Malcolm and Ethan meet

  • The cinematography in this episode is stunning.
  • “The only decent thing about me is the shame I feel,” Ethan tells Hecate, and what a wonderful line that is. He’s done so much bad and so little good (in his eyes, anyway) that the only thing keeping him going is the knowledge that he’s not enjoying it. Although that soon changes…
  • And on that subject, the fact he eventually boffs Hecate doggy style isn’t lost on us. Werewolf, see? Dog?

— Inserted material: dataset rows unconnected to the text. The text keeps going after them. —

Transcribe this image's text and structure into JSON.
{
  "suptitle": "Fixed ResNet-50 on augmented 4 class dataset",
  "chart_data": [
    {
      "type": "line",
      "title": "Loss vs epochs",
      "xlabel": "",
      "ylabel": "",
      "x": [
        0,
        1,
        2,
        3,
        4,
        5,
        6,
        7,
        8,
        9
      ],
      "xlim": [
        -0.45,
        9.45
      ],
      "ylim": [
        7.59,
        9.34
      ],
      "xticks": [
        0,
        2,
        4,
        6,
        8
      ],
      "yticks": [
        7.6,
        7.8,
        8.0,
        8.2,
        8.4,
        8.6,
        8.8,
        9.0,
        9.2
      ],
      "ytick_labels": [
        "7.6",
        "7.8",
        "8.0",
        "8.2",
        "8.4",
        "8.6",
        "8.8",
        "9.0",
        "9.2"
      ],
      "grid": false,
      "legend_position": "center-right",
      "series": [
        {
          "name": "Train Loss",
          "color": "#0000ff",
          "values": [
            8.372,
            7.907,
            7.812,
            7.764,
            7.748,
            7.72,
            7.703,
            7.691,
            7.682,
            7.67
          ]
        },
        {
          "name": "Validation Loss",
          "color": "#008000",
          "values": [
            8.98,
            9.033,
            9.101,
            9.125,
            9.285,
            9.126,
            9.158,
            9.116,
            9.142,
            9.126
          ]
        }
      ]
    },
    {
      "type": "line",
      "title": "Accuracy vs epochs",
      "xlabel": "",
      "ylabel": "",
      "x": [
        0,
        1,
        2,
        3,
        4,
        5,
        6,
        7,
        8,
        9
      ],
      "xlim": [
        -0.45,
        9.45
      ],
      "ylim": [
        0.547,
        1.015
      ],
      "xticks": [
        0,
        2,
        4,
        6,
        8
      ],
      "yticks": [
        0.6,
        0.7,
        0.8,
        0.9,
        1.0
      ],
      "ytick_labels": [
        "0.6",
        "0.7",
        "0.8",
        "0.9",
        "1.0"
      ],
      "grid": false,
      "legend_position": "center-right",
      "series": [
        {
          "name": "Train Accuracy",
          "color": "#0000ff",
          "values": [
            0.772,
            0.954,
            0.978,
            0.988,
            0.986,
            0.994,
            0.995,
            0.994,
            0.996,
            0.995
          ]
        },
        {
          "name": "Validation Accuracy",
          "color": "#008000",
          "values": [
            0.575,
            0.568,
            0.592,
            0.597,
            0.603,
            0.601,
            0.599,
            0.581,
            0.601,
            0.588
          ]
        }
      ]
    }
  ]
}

Okay, sorry for lowering the tone.


  • Victor shoving the needle into poor Balfour’s eye, minus any kind of anaesthetic, is a prime example of why all those professors at Cambridge didn’t like his methods. Some Hippocratic Oath you took, doc!
  • Kaetenay reflects on an intriguing vision he had of London overrun by darkness. Oooh, a prophecy!

The Bad:

  • Malcolm and Kaetenay launch a raid to steal the lawmen’s horses to replace their own exhausted steeds. But wouldn’t those horses be just as knackered, given that they’ve been ridden for just as long?
  • “I just didn’t take you to be a lover of animals,” says Ethan, as Hecate strokes her horse. “I adore all the honest creatures of this world. It’s humans I hate,” she replies. We put it to you, Hecate, that you’ve never met a horse in real life, because everyone who has knows they’re deceitful buggers who’ll double-cross you as soon as look at you. Seriously, honest? HORSES? Pah!

The Random:

  • Jared talks about the Apache scalping his wife right in front of him. This kind of behaviour did take place during the settler/native American wars, but actually happened on both sides – white soldiers often took scalps as trophies, too. However, claims that some governments offered rewards or bounties for white men to hand over Indian scalps have been exaggerated.
  • Best Quote: Ethan to Malcolm: “What the f**k are you doing here?”